A detail out of the Royal Chronicles of Ayutthaya explains:


“Reaching 1129 of the Royal Era, a year of the boar, ninth of the decade, and arriving at a Tuesday, the ninth day of the waxing moon in the fifth month, the ninth day and middle day of the New Years Festival, the Burmese lighted fires to burn the combustible firewood under the foundations of the walls opposite the Head of the Sluice beside the Fort of Grand Victory, and the Burmese in the stockades of the Monastery of the Crying Crow and of the Monastery of the Jubilant Lady, as well as in each and every other stockade, lit [the fuses of] their great guns the guns in the forts and in the bastions - and simultaneously fired them on into the Capital in volleys from a little past three mong in the afternoon until dusk. As soon as the walls where they had lit the combustible firewood to consume the foundations had collapsed somewhat, around the second thum, they thereupon had [the fuse of] the signal gun lit. The Burmese troops of each brigade on each side who had been prepared, having accordingly taken their ladders and simultaneously leaned them against the places where the walls had collapsed and against other places all around the Holy Metropolis, climbed them and were able to enter the Capital at that time. Now they lit fires in every vicinity and burned down buildings, houses, hermitages and the Holy Royal Palace Enclosure, including the palaces and royal domicile. The light of the conflagration was as bright as the middle of the day. Then they toured around to chase and capture people, and to search out and confiscate all their various sorts of valuables, [whether] silver, gold, or [other] belongings.” [2]

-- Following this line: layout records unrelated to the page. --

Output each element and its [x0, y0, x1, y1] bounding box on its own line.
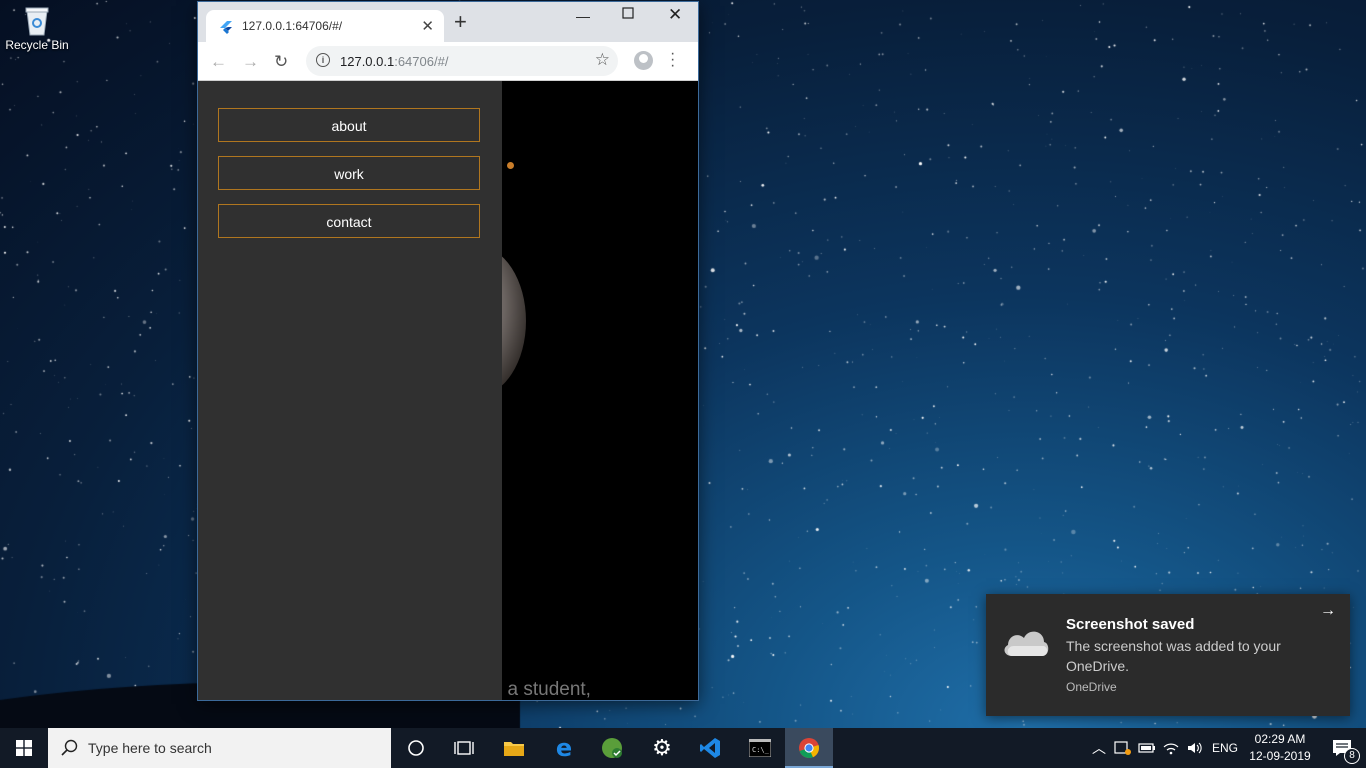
profile-avatar-icon[interactable]	[634, 51, 653, 70]
svg-text:C:\_: C:\_	[752, 746, 770, 754]
file-explorer-icon[interactable]	[490, 728, 538, 768]
volume-icon[interactable]	[1186, 728, 1204, 768]
flutter-favicon-icon	[220, 21, 232, 34]
settings-icon[interactable]: ⚙	[638, 728, 686, 768]
close-icon[interactable]: ✕	[668, 5, 682, 25]
notification-count-badge: 8	[1344, 748, 1360, 764]
browser-toolbar: ← → ↻ i 127.0.0.1:64706/#/ ☆ · · ·	[198, 42, 698, 81]
address-bar[interactable]: i 127.0.0.1:64706/#/ ☆	[306, 46, 618, 76]
tray-app-icon[interactable]	[1114, 728, 1132, 768]
url-text: 127.0.0.1:64706/#/	[340, 54, 448, 69]
reload-icon[interactable]: ↻	[274, 52, 288, 72]
drawer-link-contact[interactable]: contact	[218, 204, 480, 238]
browser-titlebar: 127.0.0.1:64706/#/ ✕ + — ✕	[198, 2, 698, 42]
url-path: :64706/#/	[394, 54, 449, 69]
start-button[interactable]	[0, 728, 48, 768]
notification-body: The screenshot was added to your OneDriv…	[1066, 638, 1281, 674]
task-view-icon[interactable]	[440, 728, 488, 768]
tab-title: 127.0.0.1:64706/#/	[242, 19, 343, 33]
taskbar-clock[interactable]: 02:29 AM 12-09-2019	[1244, 731, 1316, 765]
nav-drawer: about work contact	[198, 81, 502, 700]
minimize-icon[interactable]: —	[576, 8, 590, 24]
onedrive-notification[interactable]: Screenshot saved The screenshot was adde…	[986, 594, 1350, 716]
notification-title: Screenshot saved	[1066, 616, 1195, 633]
brand-dot	[506, 162, 514, 170]
page-viewport: sh l a student, about work contact	[198, 81, 698, 700]
site-info-icon[interactable]: i	[316, 53, 330, 67]
bookmark-star-icon[interactable]: ☆	[595, 50, 610, 70]
tab-close-icon[interactable]: ✕	[421, 17, 434, 35]
clock-date: 12-09-2019	[1249, 749, 1311, 763]
green-app-icon[interactable]	[588, 728, 636, 768]
vscode-icon[interactable]	[686, 728, 734, 768]
wifi-icon[interactable]	[1162, 728, 1180, 768]
url-host: 127.0.0.1	[340, 54, 395, 69]
onedrive-cloud-icon	[1004, 631, 1049, 656]
action-center-button[interactable]: 8	[1320, 728, 1366, 768]
desktop-icon-label: Recycle Bin	[5, 38, 69, 52]
battery-icon[interactable]	[1138, 728, 1156, 768]
drawer-link-about[interactable]: about	[218, 108, 480, 142]
notification-source: OneDrive	[1066, 680, 1117, 694]
clock-time: 02:29 AM	[1254, 732, 1306, 746]
intro-text: l a student,	[498, 679, 591, 700]
terminal-icon[interactable]: C:\_	[736, 728, 784, 768]
desktop-icon-recycle-bin[interactable]: Recycle Bin	[4, 6, 70, 52]
show-hidden-icons-button[interactable]: ︿	[1092, 728, 1106, 768]
chevron-up-icon: ︿	[1092, 740, 1106, 756]
expand-arrow-icon[interactable]: →	[1320, 602, 1336, 620]
browser-menu-icon[interactable]: · · ·	[670, 46, 675, 74]
edge-icon[interactable]: e	[540, 728, 588, 768]
cortana-icon[interactable]	[392, 728, 440, 768]
new-tab-button[interactable]: +	[454, 11, 467, 33]
chrome-icon[interactable]	[785, 728, 833, 768]
language-indicator[interactable]: ENG	[1212, 728, 1238, 768]
forward-arrow-icon[interactable]: →	[242, 52, 259, 72]
search-icon	[61, 739, 78, 756]
maximize-icon[interactable]	[622, 6, 634, 22]
recycle-bin-icon	[24, 6, 50, 36]
browser-window: 127.0.0.1:64706/#/ ✕ + — ✕ ← → ↻ i 127.0…	[198, 2, 698, 700]
browser-tab[interactable]: 127.0.0.1:64706/#/ ✕	[206, 10, 444, 42]
taskbar: Type here to search e ⚙ C:\_ ︿ ENG 02:29…	[0, 728, 1366, 768]
search-placeholder: Type here to search	[88, 740, 212, 756]
taskbar-search-box[interactable]: Type here to search	[48, 728, 391, 768]
windows-logo-icon	[16, 740, 32, 756]
drawer-link-work[interactable]: work	[218, 156, 480, 190]
back-arrow-icon[interactable]: ←	[210, 52, 227, 72]
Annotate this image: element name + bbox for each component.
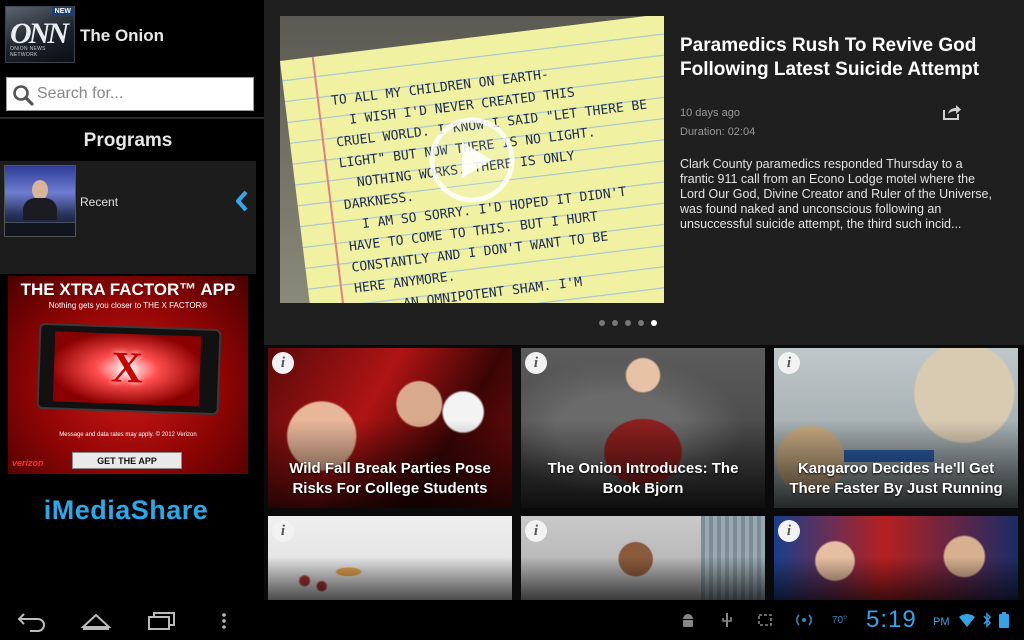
video-title: Wild Fall Break Parties Pose Risks For C… (289, 460, 491, 497)
video-tile[interactable]: i (774, 516, 1018, 600)
menu-icon[interactable] (214, 610, 234, 632)
info-icon[interactable]: i (778, 520, 800, 542)
logo-subtext: ONION NEWS NETWORK (10, 46, 46, 58)
video-tile[interactable]: i Kangaroo Decides He'll Get There Faste… (774, 348, 1018, 508)
programs-heading: Programs (83, 130, 173, 151)
pager-dot[interactable] (638, 320, 644, 326)
info-icon[interactable]: i (272, 520, 294, 542)
featured-video: TO ALL MY CHILDREN ON EARTH- I WISH I'D … (264, 0, 1024, 345)
usb-icon[interactable] (719, 612, 735, 628)
home-icon[interactable] (80, 610, 112, 632)
featured-date: 10 days ago (680, 107, 740, 119)
video-tile[interactable]: i (521, 516, 765, 600)
play-icon[interactable] (428, 116, 516, 204)
wifi-icon[interactable] (958, 612, 976, 628)
android-debug-icon[interactable] (680, 612, 696, 628)
info-icon[interactable]: i (525, 520, 547, 542)
bluetooth-icon[interactable] (982, 612, 992, 628)
pager-dot-active[interactable] (651, 320, 657, 326)
search-icon (13, 85, 34, 106)
program-item-recent[interactable]: Recent (0, 161, 256, 274)
ad-banner[interactable]: THE XTRA FACTOR™ APP Nothing gets you cl… (8, 276, 248, 474)
system-bar: 70° 5:19 PM (0, 600, 1024, 640)
app-logo[interactable]: NEW ONN ONION NEWS NETWORK (5, 6, 75, 63)
new-badge: NEW (51, 7, 74, 16)
video-tile[interactable]: i Wild Fall Break Parties Pose Risks For… (268, 348, 512, 508)
featured-thumbnail[interactable]: TO ALL MY CHILDREN ON EARTH- I WISH I'D … (280, 16, 664, 303)
get-the-app-button[interactable]: GET THE APP (72, 452, 182, 469)
video-tile[interactable]: i The Onion Introduces: The Book Bjorn (521, 348, 765, 508)
info-icon[interactable]: i (778, 352, 800, 374)
ad-title: THE XTRA FACTOR™ APP (20, 280, 236, 299)
sidebar: NEW ONN ONION NEWS NETWORK The Onion Pro… (0, 0, 264, 600)
ad-disclaimer: Message and data rates may apply. © 2012… (59, 432, 197, 438)
temperature: 70° (832, 615, 848, 626)
clock-time[interactable]: 5:19 (866, 606, 917, 634)
divider (0, 117, 264, 119)
video-tile[interactable]: i (268, 516, 512, 600)
battery-icon[interactable] (998, 612, 1010, 628)
featured-duration: Duration: 02:04 (680, 126, 756, 138)
featured-title[interactable]: Paramedics Rush To Revive God Following … (680, 34, 1000, 82)
info-icon[interactable]: i (525, 352, 547, 374)
app-title: The Onion (80, 26, 165, 45)
video-title: Kangaroo Decides He'll Get There Faster … (789, 460, 1003, 497)
search-box[interactable] (6, 77, 254, 111)
video-title: The Onion Introduces: The Book Bjorn (547, 460, 739, 497)
info-icon[interactable]: i (272, 352, 294, 374)
program-thumbnail (4, 165, 76, 237)
share-icon[interactable] (942, 103, 962, 121)
chevron-left-icon[interactable] (234, 189, 250, 213)
carousel-pager[interactable] (599, 320, 657, 326)
search-input[interactable] (37, 78, 251, 110)
featured-description: Clark County paramedics responded Thursd… (680, 157, 992, 231)
recent-apps-icon[interactable] (146, 610, 178, 632)
back-icon[interactable] (16, 610, 48, 632)
screenshot-icon[interactable] (757, 612, 773, 628)
clock-ampm: PM (933, 616, 950, 628)
imediashare-logo: iMediaShare (43, 495, 209, 525)
program-label: Recent (80, 195, 119, 209)
pager-dot[interactable] (625, 320, 631, 326)
video-grid: i Wild Fall Break Parties Pose Risks For… (264, 345, 1024, 600)
ad-subtitle: Nothing gets you closer to THE X FACTOR® (48, 301, 208, 310)
pager-dot[interactable] (612, 320, 618, 326)
app-header: NEW ONN ONION NEWS NETWORK The Onion (0, 0, 264, 72)
pager-dot[interactable] (599, 320, 605, 326)
verizon-logo: verizon (12, 458, 44, 468)
phone-image: X (36, 322, 222, 416)
hotspot-icon[interactable] (794, 612, 814, 628)
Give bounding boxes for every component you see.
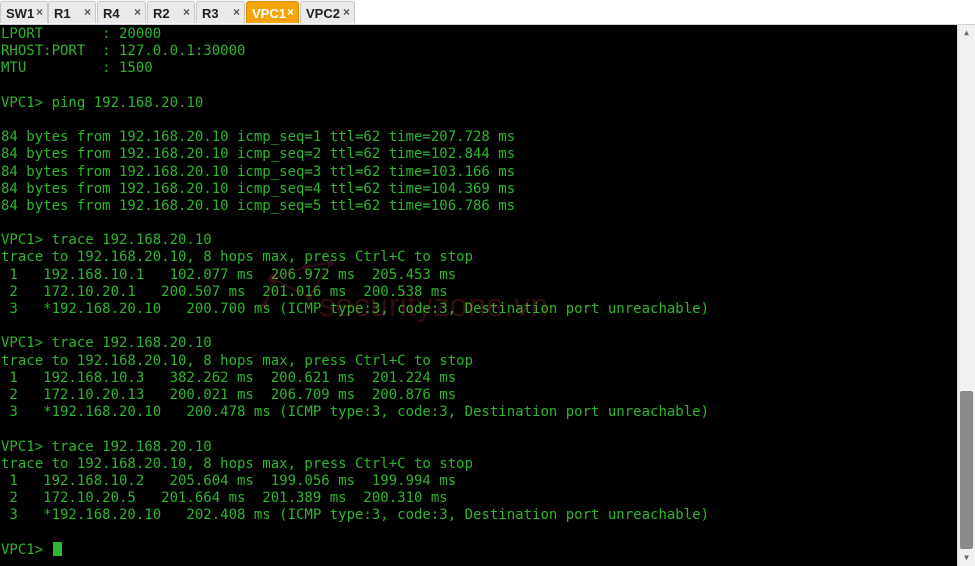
close-icon[interactable]: × <box>233 5 240 19</box>
tab-r1[interactable]: R1 × <box>48 1 96 23</box>
tab-r4[interactable]: R4 × <box>97 1 146 23</box>
tab-label: VPC1 <box>252 6 286 21</box>
vertical-scrollbar[interactable]: ▲ ▼ <box>957 25 975 566</box>
text-cursor <box>52 541 62 556</box>
terminal-line: 3 *192.168.20.10 200.700 ms (ICMP type:3… <box>1 301 710 317</box>
terminal-console[interactable]: LPORT : 20000 RHOST:PORT : 127.0.0.1:300… <box>0 25 957 566</box>
terminal-line: 2 172.10.20.13 200.021 ms 206.709 ms 200… <box>1 386 457 403</box>
close-icon[interactable]: × <box>287 5 294 19</box>
terminal-line: 84 bytes from 192.168.20.10 icmp_seq=2 t… <box>1 146 516 163</box>
close-icon[interactable]: × <box>343 5 350 19</box>
tab-sw1[interactable]: SW1 × <box>0 1 48 23</box>
terminal-line: 84 bytes from 192.168.20.10 icmp_seq=1 t… <box>1 129 516 146</box>
terminal-line: VPC1> ping 192.168.20.10 <box>1 94 204 111</box>
tab-bar: SW1 × R1 × R4 × R2 × R3 × VPC1 × VPC2 × <box>0 0 975 25</box>
terminal-line: 1 192.168.10.2 205.604 ms 199.056 ms 199… <box>1 472 457 489</box>
terminal-prompt: VPC1> <box>1 541 52 558</box>
terminal-line: trace to 192.168.20.10, 8 hops max, pres… <box>1 352 474 369</box>
tab-label: VPC2 <box>306 6 340 21</box>
tab-r3[interactable]: R3 × <box>196 1 245 23</box>
tab-r2[interactable]: R2 × <box>147 1 195 23</box>
terminal-line: 84 bytes from 192.168.20.10 icmp_seq=4 t… <box>1 180 516 197</box>
terminal-line: RHOST:PORT : 127.0.0.1:30000 <box>1 43 246 60</box>
terminal-line: 1 192.168.10.1 102.077 ms 206.972 ms 205… <box>1 266 457 283</box>
terminal-line: VPC1> trace 192.168.20.10 <box>1 438 212 455</box>
terminal-line: LPORT : 20000 <box>1 26 162 42</box>
tab-vpc2[interactable]: VPC2 × <box>300 1 355 23</box>
terminal-prompt-line[interactable]: VPC1> <box>1 541 709 559</box>
tab-label: R1 <box>54 6 71 21</box>
close-icon[interactable]: × <box>134 5 141 19</box>
terminal-line: trace to 192.168.20.10, 8 hops max, pres… <box>1 249 474 266</box>
tab-vpc1[interactable]: VPC1 × <box>246 1 299 23</box>
tab-bar-empty-area <box>355 0 975 24</box>
scroll-up-arrow-icon[interactable]: ▲ <box>958 25 975 41</box>
terminal-line: VPC1> trace 192.168.20.10 <box>1 232 212 249</box>
scrollbar-thumb[interactable] <box>960 391 973 549</box>
close-icon[interactable]: × <box>36 5 43 19</box>
terminal-line: 84 bytes from 192.168.20.10 icmp_seq=3 t… <box>1 163 516 180</box>
scroll-down-arrow-icon[interactable]: ▼ <box>958 550 975 566</box>
terminal-line: 2 172.10.20.1 200.507 ms 201.016 ms 200.… <box>1 283 448 300</box>
tab-label: R4 <box>103 6 120 21</box>
terminal-line: 3 *192.168.20.10 200.478 ms (ICMP type:3… <box>1 404 710 421</box>
tab-label: R2 <box>153 6 170 21</box>
terminal-line: 3 *192.168.20.10 202.408 ms (ICMP type:3… <box>1 507 710 524</box>
terminal-line: trace to 192.168.20.10, 8 hops max, pres… <box>1 455 474 472</box>
terminal-line: 84 bytes from 192.168.20.10 icmp_seq=5 t… <box>1 197 516 214</box>
tab-label: SW1 <box>6 6 35 21</box>
terminal-line: 2 172.10.20.5 201.664 ms 201.389 ms 200.… <box>1 490 448 507</box>
terminal-line: VPC1> trace 192.168.20.10 <box>1 335 212 352</box>
close-icon[interactable]: × <box>183 5 190 19</box>
close-icon[interactable]: × <box>84 5 91 19</box>
terminal-line: MTU : 1500 <box>1 60 153 77</box>
tab-label: R3 <box>202 6 219 21</box>
terminal-output: LPORT : 20000 RHOST:PORT : 127.0.0.1:300… <box>1 26 709 559</box>
terminal-line: 1 192.168.10.3 382.262 ms 200.621 ms 201… <box>1 369 457 386</box>
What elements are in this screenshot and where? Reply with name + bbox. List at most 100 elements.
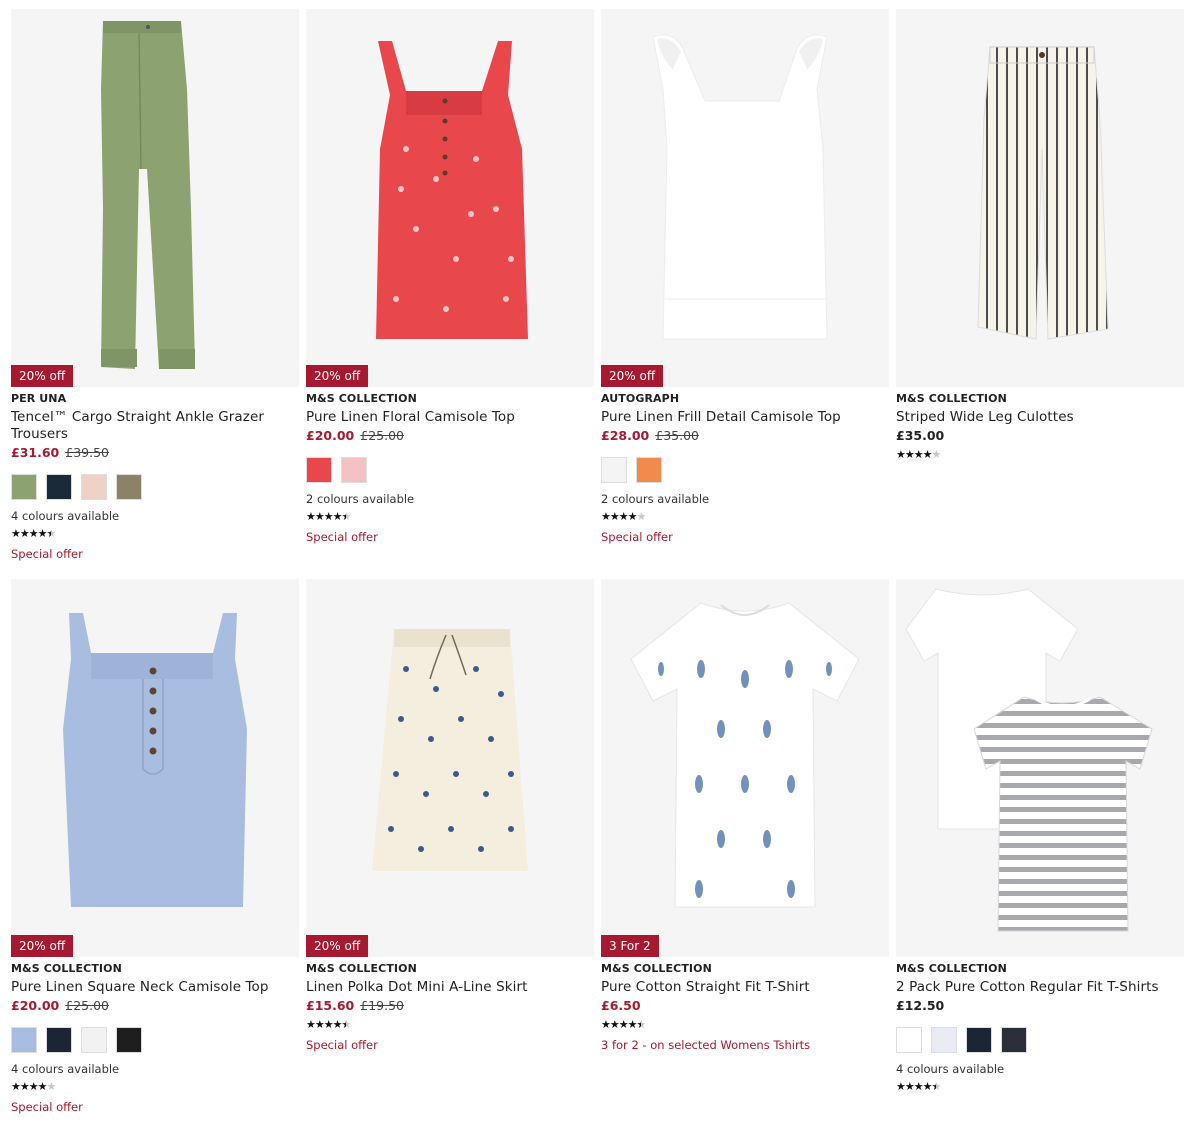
product-card[interactable]: 3 For 2 M&S COLLECTION Pure Cotton Strai… [601, 579, 889, 1128]
colour-swatches [11, 474, 299, 502]
colour-swatch[interactable] [966, 1027, 992, 1053]
special-offer-link[interactable]: Special offer [11, 1100, 299, 1114]
star-icon: ★ [46, 527, 57, 540]
colour-swatch[interactable] [636, 457, 662, 483]
special-offer-link[interactable]: 3 for 2 - on selected Womens Tshirts [601, 1038, 889, 1052]
colour-swatch[interactable] [46, 1027, 72, 1053]
star-icon: ★ [904, 1080, 915, 1093]
cargo-trousers-image [101, 21, 195, 369]
brand-name: M&S COLLECTION [306, 392, 417, 405]
product-title[interactable]: 2 Pack Pure Cotton Regular Fit T-Shirts [896, 979, 1184, 996]
product-title[interactable]: Pure Cotton Straight Fit T-Shirt [601, 979, 889, 996]
product-title[interactable]: Linen Polka Dot Mini A-Line Skirt [306, 979, 594, 996]
current-price: £15.60 [306, 998, 355, 1013]
star-icon: ★ [609, 510, 620, 523]
product-title[interactable]: Pure Linen Square Neck Camisole Top [11, 979, 299, 996]
price-row: £12.50 [896, 998, 1184, 1014]
star-icon: ★ [609, 1018, 620, 1031]
colours-available: 4 colours available [11, 509, 120, 523]
product-image[interactable]: 20% off [11, 9, 299, 387]
product-card[interactable]: 20% off M&S COLLECTION Pure Linen Floral… [306, 9, 594, 579]
price-row: £6.50 [601, 998, 889, 1014]
linen-camisole-image [63, 613, 247, 907]
brand-name: AUTOGRAPH [601, 392, 680, 405]
brand-name: M&S COLLECTION [11, 962, 122, 975]
special-offer-link[interactable]: Special offer [306, 530, 594, 544]
star-icon: ★ [896, 448, 906, 461]
colour-swatch[interactable] [896, 1027, 922, 1053]
product-image[interactable]: 20% off [306, 9, 594, 387]
product-card[interactable]: M&S COLLECTION 2 Pack Pure Cotton Regula… [896, 579, 1184, 1128]
star-icon: ★ [46, 1080, 57, 1093]
special-offer-link[interactable]: Special offer [11, 547, 299, 561]
product-image[interactable] [896, 579, 1184, 957]
colour-swatch[interactable] [81, 474, 107, 500]
colour-swatch[interactable] [306, 457, 332, 483]
product-title[interactable]: Striped Wide Leg Culottes [896, 409, 1184, 426]
star-icon: ★ [306, 1018, 316, 1031]
star-icon: ★ [922, 1080, 933, 1093]
was-price: £39.50 [65, 445, 109, 460]
star-icon: ★ [323, 510, 334, 523]
star-icon: ★ [618, 1018, 629, 1031]
colour-swatch[interactable] [81, 1027, 107, 1053]
star-icon: ★ [931, 448, 942, 461]
star-icon: ★ [28, 1080, 39, 1093]
colour-swatch[interactable] [116, 1027, 142, 1053]
star-icon: ★ [341, 1018, 352, 1031]
star-icon: ★ [913, 448, 924, 461]
current-price: £28.00 [601, 428, 650, 443]
colour-swatch[interactable] [11, 474, 37, 500]
striped-culottes-image [977, 46, 1109, 340]
colour-swatches [896, 1027, 1184, 1055]
star-icon: ★ [618, 510, 629, 523]
colour-swatch[interactable] [116, 474, 142, 500]
star-icon: ★ [19, 527, 30, 540]
star-icon: ★ [636, 1018, 647, 1031]
colour-swatch[interactable] [1001, 1027, 1027, 1053]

On the south side of the road, in front of Wat Mae Nang Pluem, some remnants of the Burmese fortifications are still visible [3]. Two earthen mounds of a stockade, used by the Chinese as burial mounds after the city's fall, are among the last surviving witnesses to the 1767 CE tragedy.





(The Burmese mounds - Picture taken June 2011 CE)



Apparently, there were more mounds associated with Burmese stockades, as indicated on a 1993 CE Fine Arts Department map, which shows mounds just east of Wat Maheyong. Today, they have vanished due to the construction of a modern Buddhist complex.





References:


[1] Rajanubhap, Damrong (Prince) (1917). Our Wars with the Burmese. White Lotus, Bangkok (2000). pp. 352-354.

[2] Cushman, Richard D. & Wyatt, David K. (2006). The Royal Chronicles of Ayutthaya. Bangkok: The Siam Society. pp 520-521.

[3] Burmese mounds are indicated on a Fine Arts Department digital map (2007).